Crate idea: fxhasher


#1

FxHasher is what the compiler uses in a lot of places. Using it mostly requires understanding its properties and when it’s best (it’s faster than fnv hash in many cases).

/// A speedy hash algorithm for use within rustc. The hashmap in libcollections
/// by default uses SipHash which isn't quite as speedy as we want. In the
/// compiler we're not really worried about DOS attempts, so we use a fast
/// non-cryptographic hash.
///
/// This is the same as the algorithm used by Firefox -- which is a homespun
/// one not based on any widely-known algorithm -- though modified to produce
/// 64-bit hash values instead of 32-bit hash values. It consistently
/// out-performs an FNV-based hash within rustc itself -- the collision rate is
/// similar or slightly worse than FNV, but the speed of the hash function
/// itself is much higher because it works on up to 8 bytes at a time.

Code: https://github.com/rust-lang/rust/blob/f88b24b34c6d17ebe4014bec5a0f7c2a57c529c7/src/librustc_data_structures/fx.rs


#2

Hello,

Mind if I ask, whats the benefit of using FxHasher compared to SeaHash

I’m trying to figure out what non-cryptographic hasher to use


#3

SeaHash’s docs talk mostly about throughput, which is important if you are hashing a large chunk of data. It doesn’t immediately tell me if SeaHash can compete with FxHasher if the key to hash is one u32, one u64 or a struct composed of a few fields of those.

FxHasher, just like FnvHasher, they do not compete in throughput for long chunks of data.


#4

I wrote a small static round robin hashmap implementation using FxHash as a backend and it was quite impressive for my use case.
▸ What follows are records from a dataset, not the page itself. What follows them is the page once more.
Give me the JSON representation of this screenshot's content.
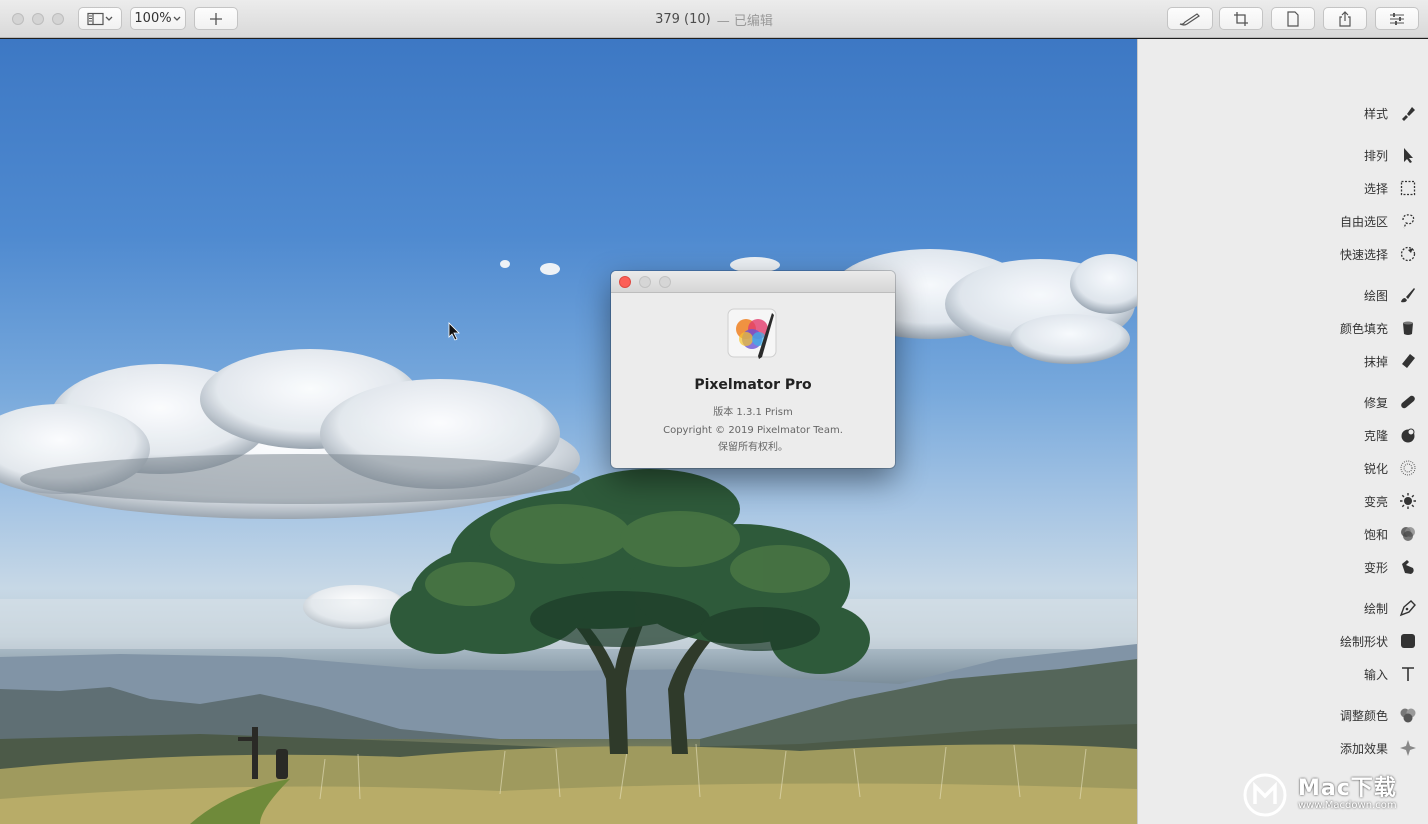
{
  "window": {
    "title": "379 (10)",
    "edited_suffix": "— 已编辑",
    "zoom_value": "100%"
  },
  "about_dialog": {
    "app_name": "Pixelmator Pro",
    "version": "版本 1.3.1 Prism",
    "copyright": "Copyright © 2019 Pixelmator Team.",
    "rights": "保留所有权利。"
  },
  "tools": [
    {
      "label": "样式",
      "icon": "style-brush-icon"
    },
    {
      "label": "排列",
      "icon": "arrow-pointer-icon"
    },
    {
      "label": "选择",
      "icon": "rect-select-icon"
    },
    {
      "label": "自由选区",
      "icon": "lasso-icon"
    },
    {
      "label": "快速选择",
      "icon": "quick-select-icon"
    },
    {
      "label": "绘图",
      "icon": "paint-brush-icon"
    },
    {
      "label": "颜色填充",
      "icon": "paint-bucket-icon"
    },
    {
      "label": "抹掉",
      "icon": "eraser-icon"
    },
    {
      "label": "修复",
      "icon": "bandage-icon"
    },
    {
      "label": "克隆",
      "icon": "clone-icon"
    },
    {
      "label": "锐化",
      "icon": "sharpen-icon"
    },
    {
      "label": "变亮",
      "icon": "sun-icon"
    },
    {
      "label": "饱和",
      "icon": "saturate-icon"
    },
    {
      "label": "变形",
      "icon": "warp-hand-icon"
    },
    {
      "label": "绘制",
      "icon": "pen-nib-icon"
    },
    {
      "label": "绘制形状",
      "icon": "shape-square-icon"
    },
    {
      "label": "输入",
      "icon": "text-t-icon"
    },
    {
      "label": "调整颜色",
      "icon": "color-adjust-icon"
    },
    {
      "label": "添加效果",
      "icon": "effects-star-icon"
    }
  ],
  "watermark": {
    "brand": "Mac下载",
    "url": "www.Macdown.com"
  },
  "colors": {
    "close_red": "#fc5f57",
    "toolbar_bg": "#e4e4e4",
    "sidebar_bg": "#ececec"
  }
}
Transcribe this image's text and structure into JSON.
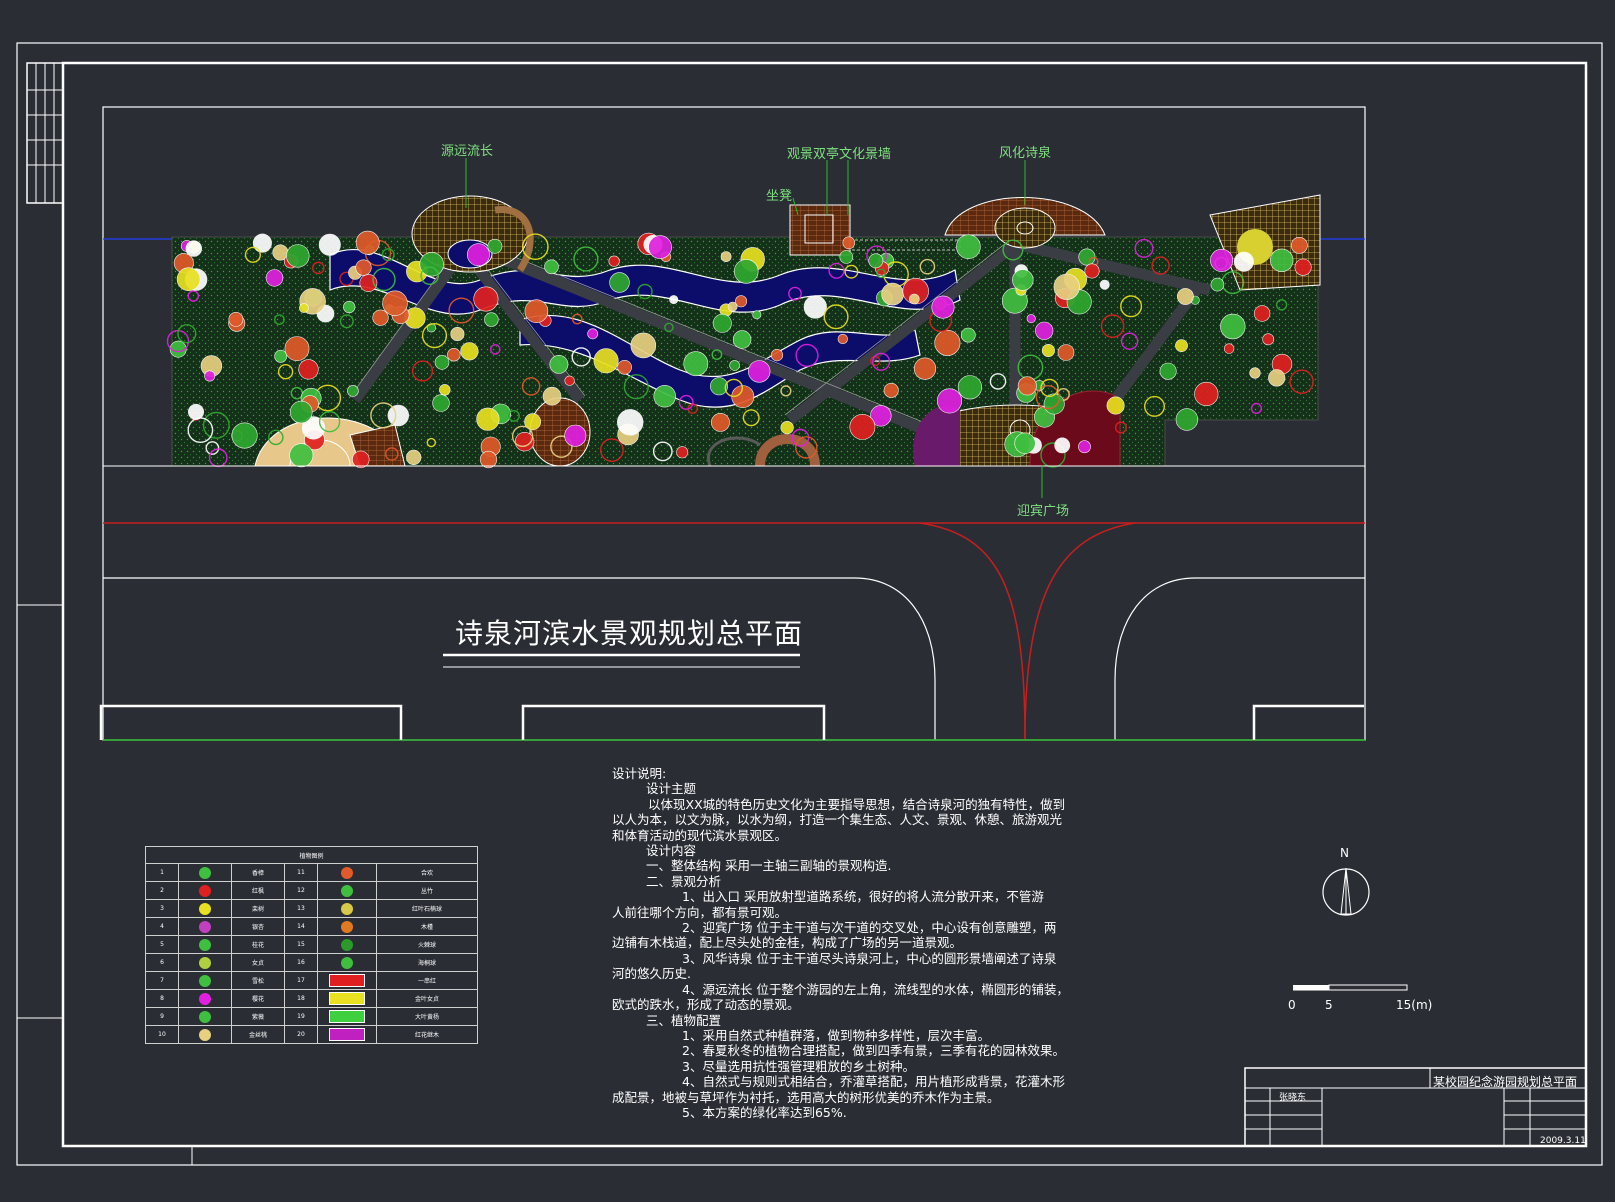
{
  "drawing_title": "诗泉河滨水景观规划总平面",
  "callouts": {
    "source": "源远流长",
    "pavilion": "观景双亭文化景墙",
    "spring": "风化诗泉",
    "bench": "坐凳",
    "plaza": "迎宾广场"
  },
  "notes": [
    "设计说明:",
    "设计主题",
    "以体现XX城的特色历史文化为主要指导思想，结合诗泉河的独有特性，做到",
    "以人为本，以文为脉，以水为纲，打造一个集生态、人文、景观、休憩、旅游观光",
    "和体育活动的现代滨水景观区。",
    "设计内容",
    "一、整体结构        采用一主轴三副轴的景观构造.",
    "二、景观分析",
    "1、出入口      采用放射型道路系统，很好的将人流分散开来，不管游",
    "人前往哪个方向，都有景可观。",
    "2、迎宾广场     位于主干道与次干道的交叉处，中心设有创意雕塑，两",
    "边铺有木栈道，配上尽头处的金桂，构成了广场的另一道景观。",
    "3、风华诗泉     位于主干道尽头诗泉河上，中心的圆形景墙阐述了诗泉",
    "河的悠久历史.",
    "4、源远流长     位于整个游园的左上角，流线型的水体，椭圆形的铺装，",
    "欧式的跌水，形成了动态的景观。",
    "三、植物配置",
    "1、采用自然式种植群落，做到物种多样性，层次丰富。",
    "2、春夏秋冬的植物合理搭配，做到四季有景，三季有花的园林效果。",
    "3、尽量选用抗性强管理粗放的乡土树种。",
    "4、自然式与规则式相结合，乔灌草搭配，用片植形成背景，花灌木形",
    "成配景，地被与草坪作为衬托，选用高大的树形优美的乔木作为主景。",
    "5、本方案的绿化率达到65%."
  ],
  "legend": {
    "title": "植物图例",
    "rows": [
      {
        "n1": "1",
        "c1": "#3fbf3f",
        "name1": "香樟",
        "n2": "11",
        "c2": "#e05a2a",
        "name2": "合欢"
      },
      {
        "n1": "2",
        "c1": "#e02020",
        "name1": "红枫",
        "n2": "12",
        "c2": "#3fbf3f",
        "name2": "丛竹"
      },
      {
        "n1": "3",
        "c1": "#e8e020",
        "name1": "栾树",
        "n2": "13",
        "c2": "#d8c84a",
        "name2": "红叶石楠球"
      },
      {
        "n1": "4",
        "c1": "#c040c0",
        "name1": "银杏",
        "n2": "14",
        "c2": "#e07a20",
        "name2": "木槿"
      },
      {
        "n1": "5",
        "c1": "#3fbf3f",
        "name1": "桂花",
        "n2": "15",
        "c2": "#2a9a2a",
        "name2": "火棘球"
      },
      {
        "n1": "6",
        "c1": "#b0d040",
        "name1": "女贞",
        "n2": "16",
        "c2": "#3fbf3f",
        "name2": "海桐球"
      },
      {
        "n1": "7",
        "c1": "#3fbf3f",
        "name1": "雪松",
        "n2": "17",
        "c2": "#e02020",
        "name2": "一串红"
      },
      {
        "n1": "8",
        "c1": "#e020e0",
        "name1": "樱花",
        "n2": "18",
        "c2": "#e8e020",
        "name2": "金叶女贞"
      },
      {
        "n1": "9",
        "c1": "#3fbf3f",
        "name1": "紫薇",
        "n2": "19",
        "c2": "#3fd03f",
        "name2": "大叶黄杨"
      },
      {
        "n1": "10",
        "c1": "#e8d080",
        "name1": "金丝桃",
        "n2": "20",
        "c2": "#c020c0",
        "name2": "红花继木"
      }
    ]
  },
  "north_label": "N",
  "scale": {
    "l0": "0",
    "l5": "5",
    "l15": "15(m)"
  },
  "title_block": {
    "project": "某校园纪念游园规划总平面",
    "designer": "张晓东",
    "date": "2009.3.11"
  },
  "colors": {
    "background": "#2a2d34",
    "line": "#ffffff",
    "road_center": "#c81e1e",
    "label": "#7ee07e",
    "water": "#1a1a8a",
    "grass": "#1f3a1f"
  }
}
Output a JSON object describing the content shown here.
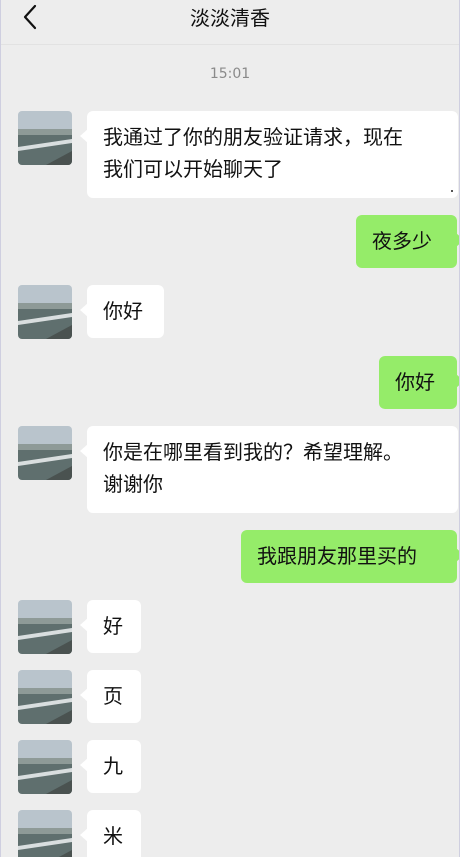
{
  "header": {
    "title": "淡淡清香",
    "back_icon": "chevron-left-icon"
  },
  "timestamp": "15:01",
  "contact_avatar_icon": "lake-scenery-avatar",
  "colors": {
    "background": "#ededed",
    "incoming_bubble": "#ffffff",
    "outgoing_bubble": "#95ec69"
  },
  "messages": [
    {
      "direction": "in",
      "lines": [
        "我通过了你的朋友验证请求，现在",
        "我们可以开始聊天了"
      ]
    },
    {
      "direction": "out",
      "lines": [
        "夜多少"
      ]
    },
    {
      "direction": "in",
      "lines": [
        "你好"
      ]
    },
    {
      "direction": "out",
      "lines": [
        "你好"
      ]
    },
    {
      "direction": "in",
      "lines": [
        "你是在哪里看到我的？希望理解。",
        "谢谢你"
      ]
    },
    {
      "direction": "out",
      "lines": [
        "我跟朋友那里买的"
      ]
    },
    {
      "direction": "in",
      "lines": [
        "好"
      ]
    },
    {
      "direction": "in",
      "lines": [
        "页"
      ]
    },
    {
      "direction": "in",
      "lines": [
        "九"
      ]
    },
    {
      "direction": "in",
      "lines": [
        "米"
      ]
    }
  ]
}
Lookups were about 5x faster than phf if I recall (based on about 4k entries with u32 indices).

The author responsible for implementing FxHash in rustc also had a few remarks (here):

Make sure you observe the rustc license (of course) and you should probably make it clear in the docs that it’s not a “well-designed” hash and so may not be suitable in all situations.


#5

Here is one benchmark. Benchmarks only answer which algorithm does better for that exact benchmark, but it’s better than guessing. With lto, seahash is on par with fnv for u32 keys, so it looks like seahasher is a good candidate. Hey with an fxhasher crate it could easily be in the comparison.


#6

I have been using fxhash for a personal project, so I’ve decided to release it as a crate: fxhash.